Ertesi sabah Berfu kalkmış ama bu sefer kendini kilitleyecek bir yer bulamamıştı. Kapının üzerine takılı tüm anahtarlar toplanmıştı. “Kahvaltıya inmeyecek misin?” yatağın üzerinde oturuyordu pijamalarıyla. “Hayır.”

“Saçmalama abarttın iyice.” Dün sabah yaptığı kahvaltıyla duruyordu hala bir şey yemek istemiyor muydu? “Abartmadım asıl sen abarttın istemiyorum dedikçe.”

“İyi aç aç girersin.” Berfu cevap vermedi. Hatta üstünü bile değiştirmeden arabaya binmişti daha doğrusu bindirilmişti. Hastaneye geldiklerinde yukarı çıktılar. Yatağa yattığında “Eğer işe yaramazsa bir ömür konuşmama seninle.”

“Tamam.” İşe yaramama ihtimali olsa kendisi de bu işe kalkışmazdı herhalde.

Ameliyattan sonra Berfu’yu odaya getirmişlerdi. Aradan saatler geçmesine rağmen kendine gelmediğini fark etti.

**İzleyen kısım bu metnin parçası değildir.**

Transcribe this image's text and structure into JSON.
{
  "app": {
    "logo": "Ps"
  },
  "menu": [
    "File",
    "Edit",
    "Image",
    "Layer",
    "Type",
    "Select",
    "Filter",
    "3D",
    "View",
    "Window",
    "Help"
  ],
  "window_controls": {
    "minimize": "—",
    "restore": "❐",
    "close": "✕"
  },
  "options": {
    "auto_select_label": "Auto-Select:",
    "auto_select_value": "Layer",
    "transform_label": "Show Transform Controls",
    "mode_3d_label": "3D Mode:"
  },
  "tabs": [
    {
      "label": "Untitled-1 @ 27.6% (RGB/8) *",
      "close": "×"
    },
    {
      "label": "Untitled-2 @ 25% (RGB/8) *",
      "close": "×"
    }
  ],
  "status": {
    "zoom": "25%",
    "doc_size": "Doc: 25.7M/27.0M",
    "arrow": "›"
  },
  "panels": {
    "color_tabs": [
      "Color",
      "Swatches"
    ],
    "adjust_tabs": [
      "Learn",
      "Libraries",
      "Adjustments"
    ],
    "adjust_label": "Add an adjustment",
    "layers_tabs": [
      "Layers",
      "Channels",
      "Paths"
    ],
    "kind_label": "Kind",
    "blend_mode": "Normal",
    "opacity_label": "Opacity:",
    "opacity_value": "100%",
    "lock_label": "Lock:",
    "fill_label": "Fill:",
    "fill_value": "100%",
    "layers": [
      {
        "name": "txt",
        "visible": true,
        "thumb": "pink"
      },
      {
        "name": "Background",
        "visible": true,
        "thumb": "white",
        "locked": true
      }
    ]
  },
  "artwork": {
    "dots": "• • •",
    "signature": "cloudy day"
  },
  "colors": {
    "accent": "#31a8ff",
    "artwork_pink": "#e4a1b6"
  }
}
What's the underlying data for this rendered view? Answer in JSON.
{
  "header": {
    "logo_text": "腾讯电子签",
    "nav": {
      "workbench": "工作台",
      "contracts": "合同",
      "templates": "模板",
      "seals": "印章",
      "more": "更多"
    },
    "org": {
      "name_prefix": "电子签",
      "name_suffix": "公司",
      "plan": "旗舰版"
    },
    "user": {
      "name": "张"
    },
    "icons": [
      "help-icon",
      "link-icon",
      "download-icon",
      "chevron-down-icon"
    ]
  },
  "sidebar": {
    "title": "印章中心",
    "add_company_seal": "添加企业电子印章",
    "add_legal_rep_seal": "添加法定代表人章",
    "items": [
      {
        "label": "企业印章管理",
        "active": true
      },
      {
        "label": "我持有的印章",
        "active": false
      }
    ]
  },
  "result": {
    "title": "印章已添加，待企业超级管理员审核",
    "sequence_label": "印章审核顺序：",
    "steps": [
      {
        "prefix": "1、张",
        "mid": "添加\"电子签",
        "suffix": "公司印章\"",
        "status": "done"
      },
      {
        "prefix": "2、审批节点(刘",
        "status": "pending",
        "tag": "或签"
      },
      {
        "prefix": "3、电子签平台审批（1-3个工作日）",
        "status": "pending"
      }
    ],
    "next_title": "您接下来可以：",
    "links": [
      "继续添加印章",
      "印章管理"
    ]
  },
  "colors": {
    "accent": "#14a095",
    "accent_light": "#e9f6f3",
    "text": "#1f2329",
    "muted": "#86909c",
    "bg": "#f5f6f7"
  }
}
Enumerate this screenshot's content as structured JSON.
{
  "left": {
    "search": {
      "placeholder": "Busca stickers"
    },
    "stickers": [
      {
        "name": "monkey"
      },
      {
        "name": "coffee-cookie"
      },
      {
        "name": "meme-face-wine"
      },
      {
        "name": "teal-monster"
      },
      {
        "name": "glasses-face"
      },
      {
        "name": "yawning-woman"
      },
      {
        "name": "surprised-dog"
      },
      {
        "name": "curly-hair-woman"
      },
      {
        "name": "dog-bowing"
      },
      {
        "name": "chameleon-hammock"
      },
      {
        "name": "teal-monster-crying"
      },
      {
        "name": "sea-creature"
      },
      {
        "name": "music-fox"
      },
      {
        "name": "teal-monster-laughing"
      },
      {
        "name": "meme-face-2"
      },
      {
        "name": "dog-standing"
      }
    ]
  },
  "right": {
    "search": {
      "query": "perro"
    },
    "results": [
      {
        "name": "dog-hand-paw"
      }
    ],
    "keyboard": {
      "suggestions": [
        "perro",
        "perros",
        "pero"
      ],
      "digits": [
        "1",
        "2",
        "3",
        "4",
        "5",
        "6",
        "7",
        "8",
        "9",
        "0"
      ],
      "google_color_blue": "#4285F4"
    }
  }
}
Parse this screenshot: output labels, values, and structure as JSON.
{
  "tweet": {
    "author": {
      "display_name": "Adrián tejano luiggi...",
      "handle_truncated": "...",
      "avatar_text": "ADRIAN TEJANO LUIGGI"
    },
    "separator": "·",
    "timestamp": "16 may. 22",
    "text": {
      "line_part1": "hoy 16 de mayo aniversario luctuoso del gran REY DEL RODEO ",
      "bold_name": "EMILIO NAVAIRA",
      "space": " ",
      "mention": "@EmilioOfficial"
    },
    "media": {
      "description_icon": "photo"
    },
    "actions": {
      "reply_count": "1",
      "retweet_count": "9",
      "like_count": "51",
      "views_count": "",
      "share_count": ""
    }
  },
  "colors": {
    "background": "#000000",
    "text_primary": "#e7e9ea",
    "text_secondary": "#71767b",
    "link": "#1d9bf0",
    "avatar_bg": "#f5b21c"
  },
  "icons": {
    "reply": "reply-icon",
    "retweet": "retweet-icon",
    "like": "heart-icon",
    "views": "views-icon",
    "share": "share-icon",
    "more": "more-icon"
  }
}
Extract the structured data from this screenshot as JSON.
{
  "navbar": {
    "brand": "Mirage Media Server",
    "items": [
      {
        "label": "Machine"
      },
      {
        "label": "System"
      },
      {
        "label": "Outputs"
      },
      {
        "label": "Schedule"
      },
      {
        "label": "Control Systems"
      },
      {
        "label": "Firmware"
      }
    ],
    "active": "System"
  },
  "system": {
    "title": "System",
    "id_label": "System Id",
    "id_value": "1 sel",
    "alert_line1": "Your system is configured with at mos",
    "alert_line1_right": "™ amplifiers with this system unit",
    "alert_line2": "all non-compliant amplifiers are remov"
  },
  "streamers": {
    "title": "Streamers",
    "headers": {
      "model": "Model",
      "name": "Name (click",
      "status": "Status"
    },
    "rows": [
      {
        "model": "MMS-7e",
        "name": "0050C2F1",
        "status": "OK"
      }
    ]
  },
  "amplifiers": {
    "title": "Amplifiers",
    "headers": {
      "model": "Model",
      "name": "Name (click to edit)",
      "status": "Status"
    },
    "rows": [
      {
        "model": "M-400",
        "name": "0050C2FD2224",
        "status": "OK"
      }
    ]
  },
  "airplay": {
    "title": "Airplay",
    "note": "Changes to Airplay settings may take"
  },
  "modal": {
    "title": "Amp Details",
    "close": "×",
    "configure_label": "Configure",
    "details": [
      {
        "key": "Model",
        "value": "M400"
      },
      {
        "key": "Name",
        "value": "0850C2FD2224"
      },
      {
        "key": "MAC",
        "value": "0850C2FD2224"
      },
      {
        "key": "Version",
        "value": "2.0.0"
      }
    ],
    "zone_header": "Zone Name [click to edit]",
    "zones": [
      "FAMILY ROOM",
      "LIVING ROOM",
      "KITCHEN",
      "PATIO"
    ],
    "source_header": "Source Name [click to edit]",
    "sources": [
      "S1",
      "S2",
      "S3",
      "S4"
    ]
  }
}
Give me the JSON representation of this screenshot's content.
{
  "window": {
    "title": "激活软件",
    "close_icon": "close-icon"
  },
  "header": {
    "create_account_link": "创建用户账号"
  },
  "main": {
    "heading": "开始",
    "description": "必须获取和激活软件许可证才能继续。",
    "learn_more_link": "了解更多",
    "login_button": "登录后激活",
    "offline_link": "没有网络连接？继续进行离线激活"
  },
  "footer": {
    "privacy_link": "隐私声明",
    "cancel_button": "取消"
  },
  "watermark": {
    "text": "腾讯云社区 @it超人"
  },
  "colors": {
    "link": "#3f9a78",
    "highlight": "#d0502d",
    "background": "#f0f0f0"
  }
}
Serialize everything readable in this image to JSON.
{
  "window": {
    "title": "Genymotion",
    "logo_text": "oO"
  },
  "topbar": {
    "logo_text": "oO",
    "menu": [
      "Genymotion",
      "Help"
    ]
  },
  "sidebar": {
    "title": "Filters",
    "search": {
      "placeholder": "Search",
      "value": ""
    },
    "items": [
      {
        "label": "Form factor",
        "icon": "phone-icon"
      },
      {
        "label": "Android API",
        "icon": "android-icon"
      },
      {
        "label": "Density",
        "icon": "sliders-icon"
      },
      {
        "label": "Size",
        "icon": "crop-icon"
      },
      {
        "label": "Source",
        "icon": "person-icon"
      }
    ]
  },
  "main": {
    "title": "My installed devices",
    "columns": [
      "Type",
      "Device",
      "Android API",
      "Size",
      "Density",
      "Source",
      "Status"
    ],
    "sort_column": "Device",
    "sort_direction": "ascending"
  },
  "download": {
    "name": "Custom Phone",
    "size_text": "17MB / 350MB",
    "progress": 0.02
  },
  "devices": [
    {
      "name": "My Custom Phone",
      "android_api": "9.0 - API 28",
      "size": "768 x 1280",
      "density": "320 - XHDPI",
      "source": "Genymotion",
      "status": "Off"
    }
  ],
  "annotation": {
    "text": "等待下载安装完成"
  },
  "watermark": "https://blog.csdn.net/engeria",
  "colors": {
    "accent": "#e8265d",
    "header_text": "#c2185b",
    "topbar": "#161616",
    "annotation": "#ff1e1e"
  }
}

Odaya geleli üç saat olmuştu ama hala uyanmamıştı. Çalan telefonla dikkati dağıldı. Telefonu açarken “Efendim Burak.”

“Ne yaptınız?” Bu aralar yaptığı tek şey hastaneye gelmekti zaten. İşlerle uğraşmıyorsa kesin hastanedeydi. “Hastanedeyiz Burak ne yapabiliriz?”

“Ne bileyim dün olmayacağım diye ayak diriyor dedin ya iptal oldu mu diye.” Berfu’nun kararlarıyla yola çıkarlarsa yolda kalırlardı. Kısa süreli şeyler için uzun sürelileri görmezden geliyordu. “Yok mecbur olacak bekledik yeterince.”

“İyi bari neyse oldu yani.” Ne dese de o masaya yatmıştı. Bir süre daha hayatı ona dar ederdi ama sonsuza kadar sürdüremezdi ne olsa. Ayrıca önlerinde hem doğum günü hem de sevgililer günü vardı o zaman aralarını düzeltirdi. “Oldu.”

“Kendine gelmedi mi daha?” Tekrar baktı. Saati mi yanlış hatırlıyorum diye düşünse de vazgeçti. Doğru hatırlıyordu ama niye bu saate kadar uyanmamıştı. “Yok.”

“Ne zaman çıktı?” Doktoru çağırsa mıydı? İyi demişlerdi ama belki de değildi bu kadar anestezinin etkinde kalması normal değildi. “Birkaç saat oluyor.”

“Niye daha uyanmadı?” Bunu o da bilmiyordu. Durumunu söylemişti ama belki de dikkate almamışlardı. Ayrıca öylece yatıyordu hiç uyanmamıştı. “Bilmiyorum.”

“Doktora sorsaydın.” Gereksiz sorulardan kurtulsaydı soracaktı ama Burak’ın illa lafın sonuna inme huyu izin vermiyordu. “Ben hiç bir şey bilmiyorum şu an için Burak çağırtırım şimdi.”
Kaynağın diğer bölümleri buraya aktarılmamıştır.